DiVeRSe在给定的输入中使用5个不同的提示。为了构建每个提示，他们从训练集中随机抽取几个示例。这是一个这样的少样本提示（k=2）的示例，其中的示例来自GSM8K基准 2 。在实践中，DiVeRSe在这个基准中使用5个示例来构建提示。

Q: Natalia sold clips to 48 of her friends in April, and then she sold half as many clips in May. How many clips did Natalia sell altogether in April and May?

A: Natalia sold 48/2 = 24 clips in May.

Natalia sold 48+24 = 72 clips altogether in April and May.

72

Q: Weng earns $12 an hour for babysitting. Yesterday, she just did 50 minutes of babysitting. How much did she earn?

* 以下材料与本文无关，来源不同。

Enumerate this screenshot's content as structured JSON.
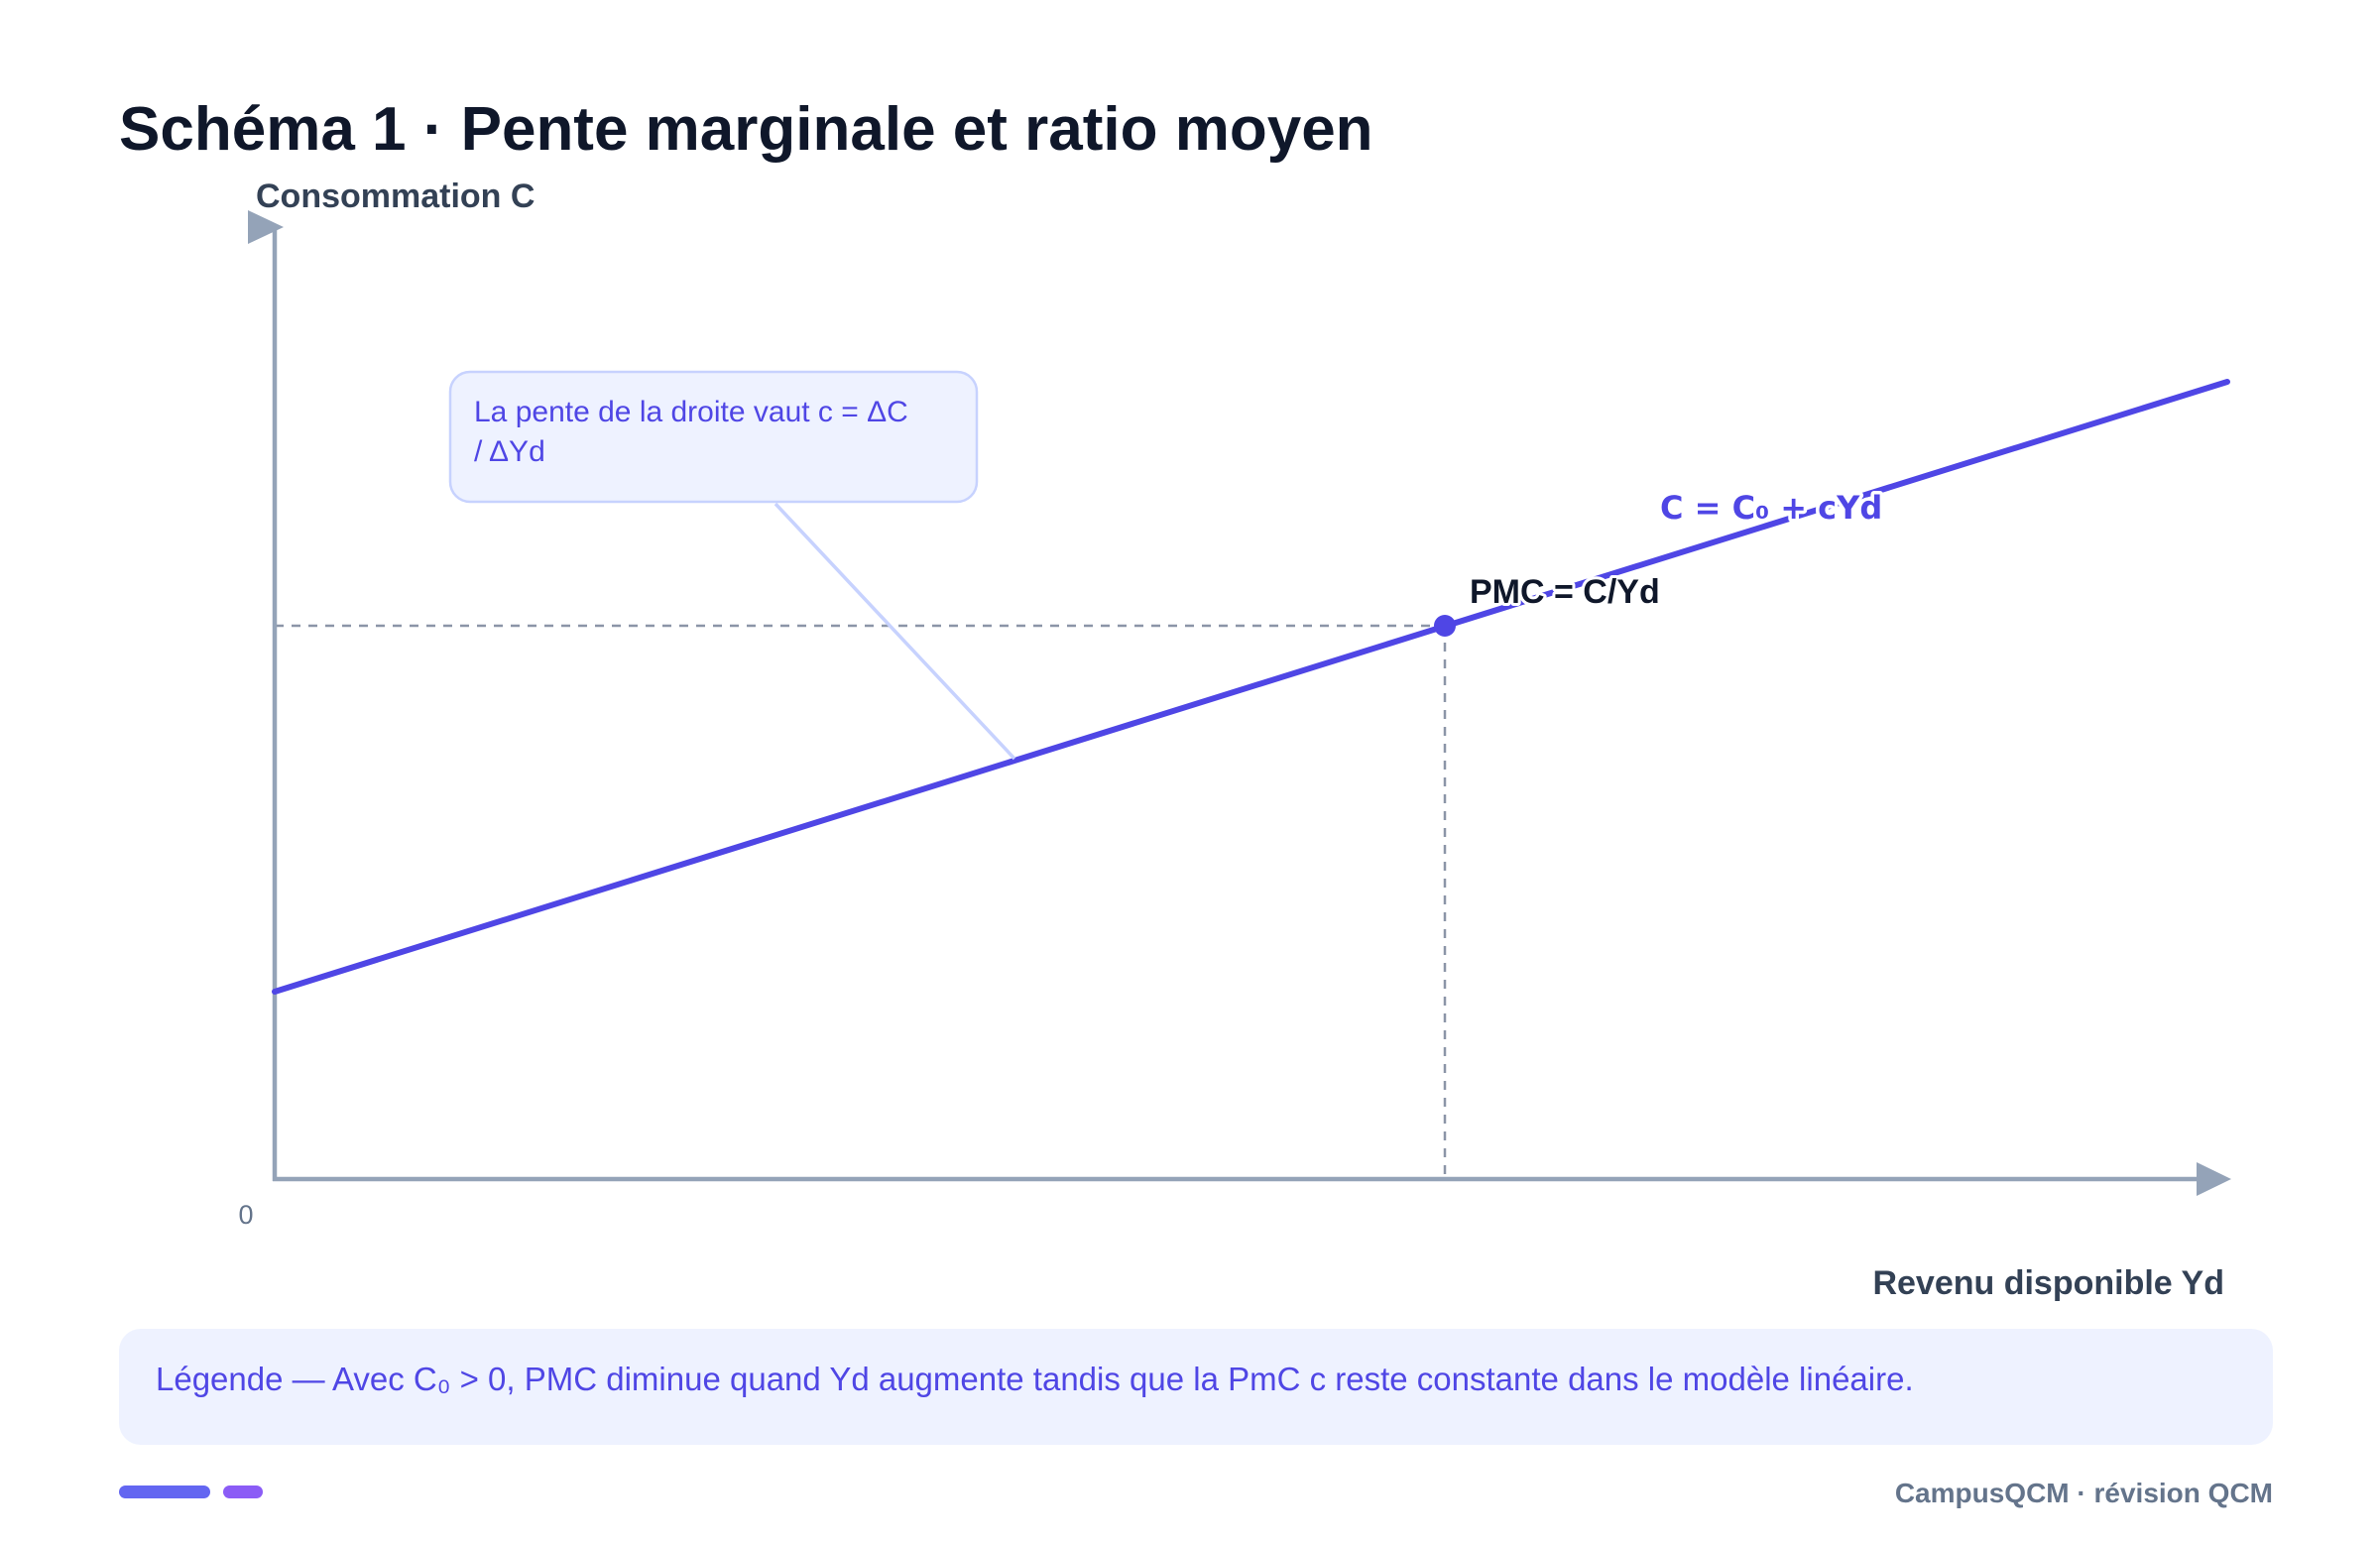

A: Weng earns 12/60 = $0.2 per minute.

Working 50 minutes, she earned 0.2 x 50 = $10.

10

Q: Betty is saving money for a new wallet which costs $100. Betty has only half of the money she needs. Her parents decided to give her $15 for that purpose, and her grandparents twice as much as her parents. How much more money does Betty need to buy the wallet?

在生成了5个类似上述的不同提示后，DiVeRSe为每个提示生成了20个推理路径（温度=0.5）。以下是一些上述提示的示例完成。请注意，答案并不总是正确的。

Betty has 0.5*100 = $50.

Then she gets 15 more = $65.

Then she gets 2*15 = $90.

She needs 100-90 = $10 more.

10

A: Betty has 0.5*100 = $500. Then she gets 15 more = $650. Then she gets 2*15 = $900. She needs 100-90 = $1000 more. #### 1000

目前为止，DiVeRSe已经生成了100个不同的完成结果。

投票验证器 Voting Verifier

现在，我们可以像自洽性那样，采取获得多数票的答案。

然而，DiVeRSe提出了一种更为复杂的方法，他们称之为投票验证器（voting verifier）。

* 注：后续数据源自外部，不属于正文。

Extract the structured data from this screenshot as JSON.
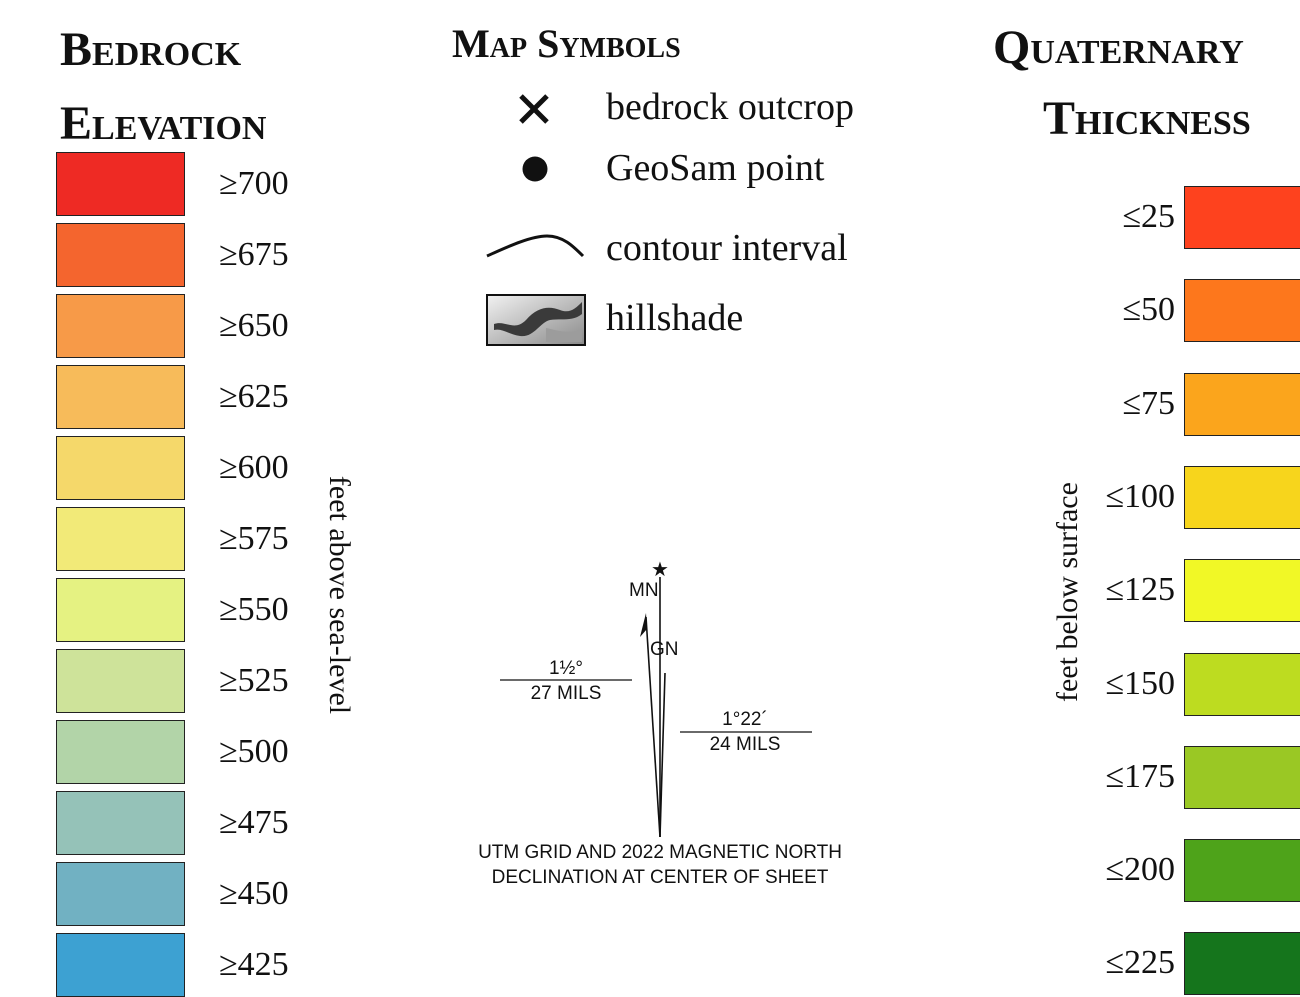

在测试时，使用投票验证器是一个两步骤的过程。首先，验证器（一个神经网络）根据完成度的正确可能性为每个完成度分配一个0-1的分数。然后，“投票”组件将不同答案的所有分数相加，并得出最终答案。

Example

这里有一个小例子。假设我们对于提示What is two plus two? 有以下的完成选项：

two + 2 = 5

I think 2+2 = 6

two plus two = 4

<!-- highlight-start -->
It is 5
<!-- highlight-end -->

验证者将阅读每个完成的答案并为其分配一个分数。例如，它可能分配的分数分别为：0.9、0.1、0.2、0.8、0.3。然后，投票组件将对每个答案的分数进行求和。

score(4) = 0.9 + 0.8 = 1.7
score(5) = 0.1 + 0.3 = 0.4
score(6) = 0.2

最终答案是4，因为它得分最高。

但是验证者是如何接受培训的呢？

But how is the verifier trained?

验证器使用了稍微复杂的损失函数进行训练，这里我不会详细介绍。请阅读论文的第3.3节以获取更多细节。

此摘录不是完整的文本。